The Twin Challenges of Claim Denials and Prior Authorizations
Revenue cycle departments at diagnostics labs face some really daunting challenges when it comes to managing patient co-pays and billing.
We wanted to get a better understanding for the pain points that they face on a day-to-day basis, so we commissioned a market research firm to conduct a series of interviews with revenue cycle executives from across a spectrum of lab services types. This is the second in a series of five blog posts that will reveal the findings from these interviews. To read the first installment, click here. You can also download the full report.
Claim Denials
For diagnostics providers, complexity is one of the biggest issues in denials management.
For starters, the volume of health plans can number in the thousands for national labs, so just establishing up-to-date payer rules and price schedules for each payer can be a really taxing process. Every payer will also have its own rationale to justify a denial and how it prefers to communicate that information to the provider.
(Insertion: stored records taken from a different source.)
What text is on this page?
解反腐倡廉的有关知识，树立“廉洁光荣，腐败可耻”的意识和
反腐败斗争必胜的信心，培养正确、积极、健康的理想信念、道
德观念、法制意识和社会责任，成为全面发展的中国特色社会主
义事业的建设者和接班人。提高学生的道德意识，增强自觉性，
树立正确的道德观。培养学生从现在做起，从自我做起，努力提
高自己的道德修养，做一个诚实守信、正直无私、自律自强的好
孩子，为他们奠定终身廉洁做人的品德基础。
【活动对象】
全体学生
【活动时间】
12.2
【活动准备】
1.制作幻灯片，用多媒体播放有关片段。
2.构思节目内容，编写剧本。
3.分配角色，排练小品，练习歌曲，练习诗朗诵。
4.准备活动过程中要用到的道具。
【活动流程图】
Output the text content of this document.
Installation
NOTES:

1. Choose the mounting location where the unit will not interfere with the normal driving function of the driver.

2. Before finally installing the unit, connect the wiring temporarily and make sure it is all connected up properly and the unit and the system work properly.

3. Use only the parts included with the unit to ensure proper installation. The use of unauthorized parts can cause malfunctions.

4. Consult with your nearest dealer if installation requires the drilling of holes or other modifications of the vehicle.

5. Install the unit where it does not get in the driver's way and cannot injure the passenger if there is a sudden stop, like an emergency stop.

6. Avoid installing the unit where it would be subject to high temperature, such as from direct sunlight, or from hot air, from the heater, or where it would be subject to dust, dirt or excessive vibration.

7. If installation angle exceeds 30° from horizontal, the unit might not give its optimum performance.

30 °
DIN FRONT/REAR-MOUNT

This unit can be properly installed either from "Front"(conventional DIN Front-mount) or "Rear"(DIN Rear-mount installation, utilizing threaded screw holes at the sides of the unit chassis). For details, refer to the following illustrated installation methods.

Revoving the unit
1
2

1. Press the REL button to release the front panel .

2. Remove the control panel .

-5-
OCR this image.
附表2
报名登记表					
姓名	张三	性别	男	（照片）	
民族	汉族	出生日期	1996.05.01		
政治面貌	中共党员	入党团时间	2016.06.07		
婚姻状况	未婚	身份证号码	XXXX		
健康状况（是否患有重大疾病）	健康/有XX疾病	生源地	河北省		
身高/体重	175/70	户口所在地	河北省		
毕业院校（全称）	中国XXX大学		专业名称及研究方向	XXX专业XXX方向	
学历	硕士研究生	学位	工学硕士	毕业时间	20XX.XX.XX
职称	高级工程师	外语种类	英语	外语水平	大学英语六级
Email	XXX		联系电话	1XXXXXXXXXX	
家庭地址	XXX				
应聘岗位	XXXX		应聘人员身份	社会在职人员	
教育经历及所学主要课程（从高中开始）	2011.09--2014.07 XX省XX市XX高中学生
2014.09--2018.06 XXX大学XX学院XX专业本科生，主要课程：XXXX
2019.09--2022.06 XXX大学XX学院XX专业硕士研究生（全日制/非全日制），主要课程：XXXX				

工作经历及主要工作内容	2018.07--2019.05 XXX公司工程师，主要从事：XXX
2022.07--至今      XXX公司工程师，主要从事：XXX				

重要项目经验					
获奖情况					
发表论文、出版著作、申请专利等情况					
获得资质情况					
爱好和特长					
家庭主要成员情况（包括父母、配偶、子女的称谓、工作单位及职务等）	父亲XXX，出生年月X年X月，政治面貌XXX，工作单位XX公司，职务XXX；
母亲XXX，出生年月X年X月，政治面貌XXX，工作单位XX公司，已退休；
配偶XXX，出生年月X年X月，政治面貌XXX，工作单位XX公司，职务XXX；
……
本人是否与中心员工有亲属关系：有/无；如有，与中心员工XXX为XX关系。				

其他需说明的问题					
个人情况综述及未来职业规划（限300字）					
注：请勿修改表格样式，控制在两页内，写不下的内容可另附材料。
But things only get more complicated from here.
Diagnostics labs typically also deal with huge volumes of low dollar accessions; the opposite of hospitals, which deal with far fewer procedures but charge at higher rates.
The combination of scale and variability from all these factors can pose big problems for the revenue cycle management team. It’s not possible for them to rework all the denials — there are just too many to review — so they are forced to write off as much as 15%-20% of potential revenue due to denied claims.
Lack of automation only intensifies the difficulty in addressing these challenges.
It’s just not practical to manually check claim errors or missing information before they are submitted for reimbursement. It’s also not sensible to sift through all the denials by hand, figure out the problem and manually resubmit if the claim is only for $50.
Prior Authorizations
Most of the RCM execs interviewed as part of our research also cited the rise of prior authorization requests as a significant challenge. This comes as little surprise when one considers all the things that have to go right for a prior authorization request to be resolved quickly and accurately.
Siloed systems and lots of handoffs between the rendering diagnostics lab, referring provider, payer and patient need to be connected and synchronized to have a successful outcome.
This kind of challenge is common in other industries but is exponentially more difficult in healthcare. Factor in privacy laws, regulations and the small sums being collected by diagnostics lab, and it often doesn’t justify all of the additional effort to make the plumbing work.
Time, or lack thereof, also plays a part.
Because orders are often placed shortly before testing must begin, there isn’t enough time to check benefits eligibility or to determine whether a prior authorization is needed. Instead, the revenue cycle staff is forced to “fly blind” and submit claims that haven’t been properly evaluated. The result being high denial rates from payers.
Conclusion:
Huge volumes of low dollar accessions, fluctuating payer rules, a Byzantine prior authorization process, and a lack of time to verify eligibility prior to service conspire to siphon revenue that diagnostics labs should rightfully collect.
This revenue leakage — and the time-wasting activity that accompanies it — can be greatly reduced by automating processes like eligibility verification, patient financial responsibility, and prior authorization.